Having been in effect for the past two months, the movement has gathered over 300 citizens to fill the gaps within poll staff. Warner was all the more excited when the West Virginia Real Estate Commission last week offered the aid of its members.

The Commission is the state agency responsible for issuing the licenses of all registered real estate agents, brokers and associate brokers doing business in the state, as well as approving continuous education opportunities for Realtors. Continuous education is described by the Commission as being “special learning activities designed to provide new or enhance existing knowledge, skills and abilities.”

To continue being licensed within the state, a real estate agent, broker or associate broker needs to earn a minimum of seven continuous education hours each fiscal year. Under their partnership with the Elective Service campaign, Realtors who go through training and function as poll workers during the June 9 state election will receive the seven hours required for their year.

“It’s a win-win situation for everyone involved,” said Warner. “Our precincts get the relief they need, the Realtors get the education they need and the public gets to cast their vote.

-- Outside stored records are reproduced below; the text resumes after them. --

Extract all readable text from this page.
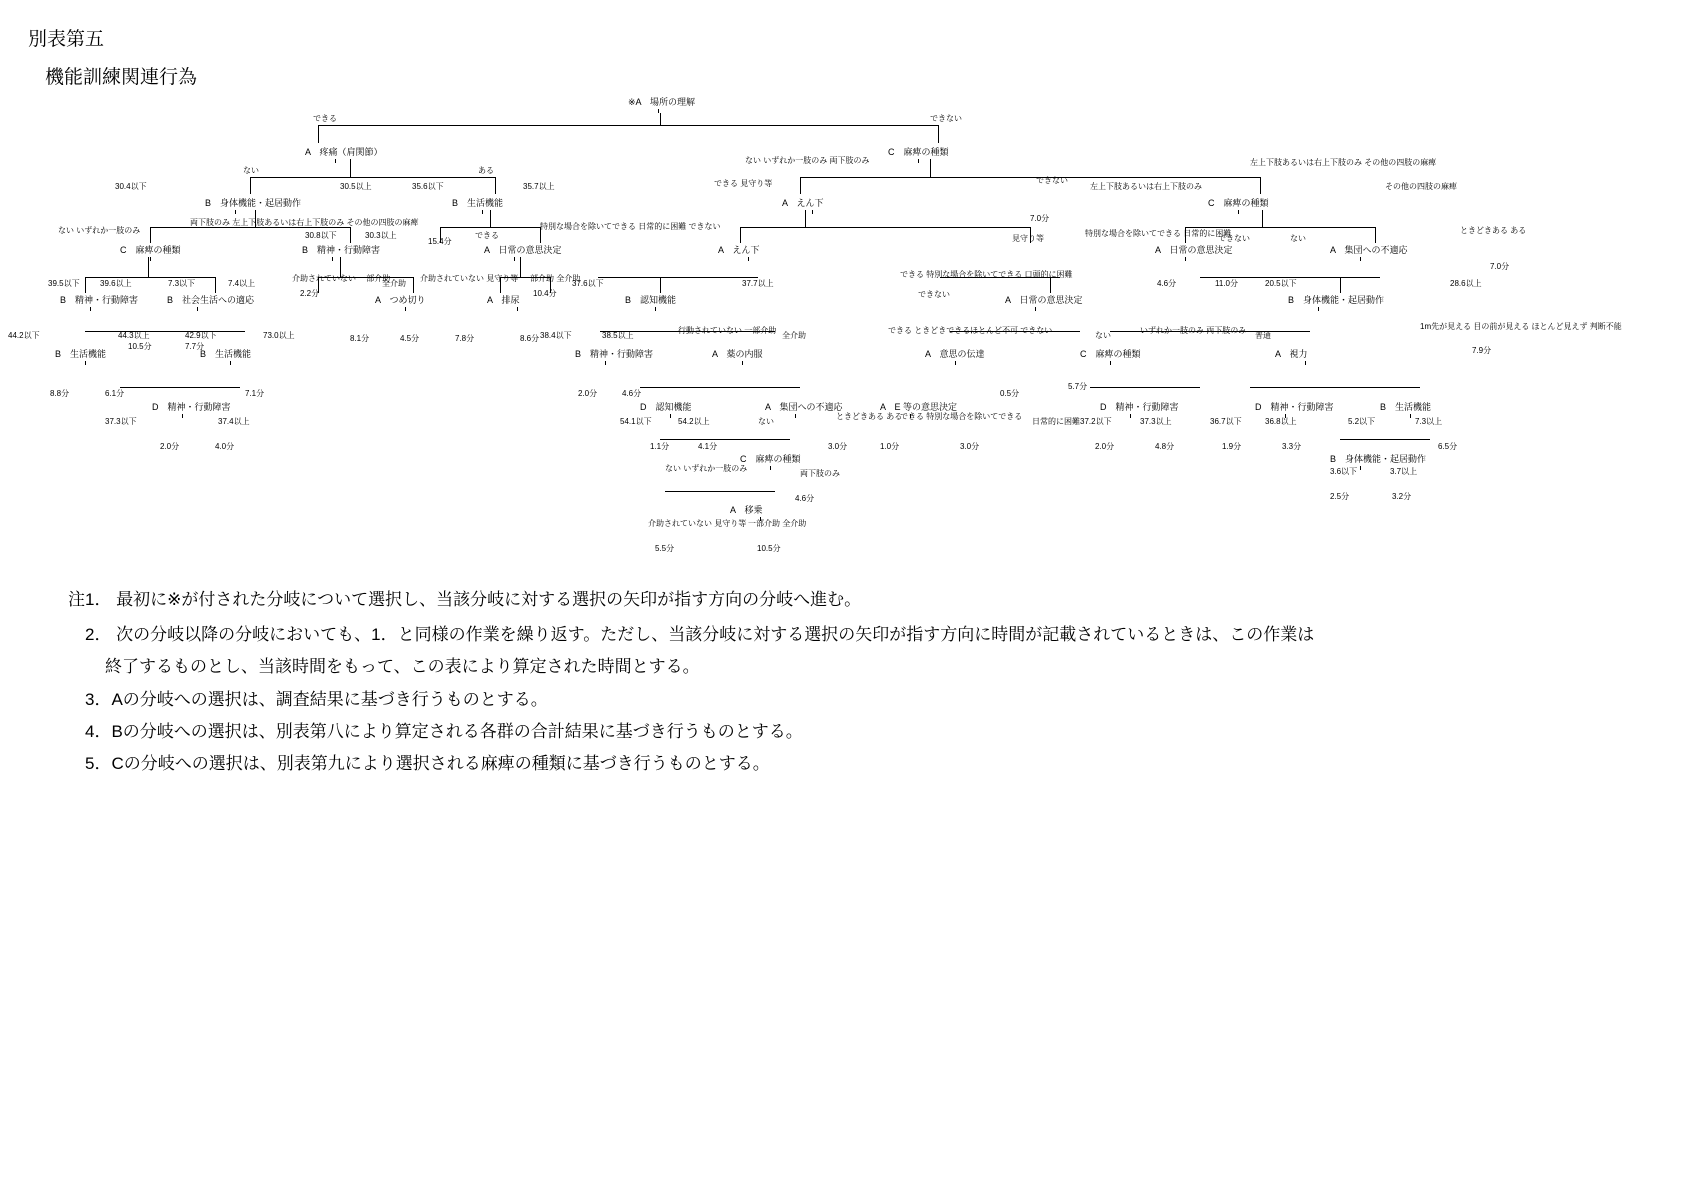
別表第五
機能訓練関連行為
※A　場所の理解
A　疼痛（肩関節）	C　麻痺の種類
B　身体機能・起居動作	B　生活機能	A　えん下	C　麻痺の種類
C　麻痺の種類	B　精神・行動障害	A　日常の意思決定	A　えん下	A　日常の意思決定	A　集団への不適応
B　精神・行動障害	B　社会生活への適応	A　つめ切り	A　排尿	B　認知機能	A　日常の意思決定	B　身体機能・起居動作
B　生活機能	B　生活機能	B　精神・行動障害	A　薬の内服	A　意思の伝達	C　麻痺の種類	A　視力
D　精神・行動障害	D　認知機能	A　集団への不適応	A　E 等の意思決定	D　精神・行動障害	D　精神・行動障害	B　生活機能
C　麻痺の種類	B　身体機能・起居動作
A　移乗
できる	できない
ない	ある
ない いずれか一肢のみ 両下肢のみ	左上下肢あるいは右上下肢のみ その他の四肢の麻痺
30.4以下	30.5以上	35.6以下	35.7以上	できる 見守り等	できない
左上下肢あるいは右上下肢のみ	その他の四肢の麻痺
ない いずれか一肢のみ
両下肢のみ 左上下肢あるいは右上下肢のみ その他の四肢の麻痺
30.8以下	30.3以上	できる
特別な場合を除いてできる 日常的に困難 できない
7.0分
見守り等
特別な場合を除いてできる 日常的に困難
できない	ない
ときどきある ある
39.5以下	39.6以上	7.3以下	7.4以上
介助されていない 一部介助
全介助
介助されていない 見守り等 一部介助 全介助
37.6以下	37.7以上
できる 特別な場合を除いてできる 口頭的に困難
できない
4.6分	11.0分	20.5以下	28.6以上
7.0分
44.2以下	44.3以上	42.9以下	73.0以上	8.1分	4.5分	7.8分	8.6分 38.4以下	38.5以上
行動されていない 一部介助
全介助
できる ときどきできる ほとんど不可 できない
ない
いずれか一肢のみ 両下肢のみ
普通
1m先が見える 目の前が見える ほとんど見えず 判断不能
7.9分
8.8分	6.1分	7.1分	2.0分	4.6分	0.5分
5.7分
37.2以下	37.3以上	36.7以下	36.8以上	5.2以下	7.3以上
37.3以下	37.4以上	54.1以下	54.2以上	ない
ときどきある ある
できる 特別な場合を除いてできる
日常的に困難
2.0分	4.0分	1.1分	4.1分	3.0分	1.0分	3.0分	2.0分	4.8分	1.9分	3.3分	6.5分
ない いずれか一肢のみ
両下肢のみ
4.6分
3.6以下	3.7以上
2.5分	3.2分
介助されていない 見守り等 一部介助 全介助
5.5分	10.5分
15.4分
10.4分
2.2分
10.5分	7.7分
注1． 最初に※が付された分岐について選択し、当該分岐に対する選択の矢印が指す方向の分岐へ進む。
2． 次の分岐以降の分岐においても、1．と同様の作業を繰り返す。ただし、当該分岐に対する選択の矢印が指す方向に時間が記載されているときは、この作業は
終了するものとし、当該時間をもって、この表により算定された時間とする。
3．Aの分岐への選択は、調査結果に基づき行うものとする。
4．Bの分岐への選択は、別表第八により算定される各群の合計結果に基づき行うものとする。
5．Cの分岐への選択は、別表第九により選択される麻痺の種類に基づき行うものとする。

Everyone benefits from this.”

Warner stated that he believed Realtors were individuals almost perfectly suited for the task of working the polls.

“They’re a really engaging group,” said Warner. “They work with all sorts of folks, and just have this natural connection with people you don’t often see.”

Having “stepped forth in our hour of need,” as Warner described, the Realtors will be distributed and organized to precincts based upon what counties they are registered to vote in. It is required by law that you be a registered voter in order to volunteer as a poll worker.

Warner stated that Cabell County in particular was in desperate need of more poll workers last week, and has since been relieved thanks to the campaign. Despite this, Cabell County is still accepting those who want to volunteer.

“We’ll welcome anyone who wants to do it,” said Teresa Powell, Cabell’s chief deputy county clerk. “You never know who will cancel or be unavailable between now and then.”

Putnam County is also accepting more poll workers, though they have described themselves as completely capable of going forward at the moment.

“Every day is an up-and-down battle,” said Brian Wood, Putnam County clerk. “We’ll get some more, and then we’ll lose some people. I don’t want to say we’re in the clear, nor are we in the red, but I think we’re certainly doing OK.”

Wayne County is finalizing its list of poll workers, but has just a handful of spots left to fill.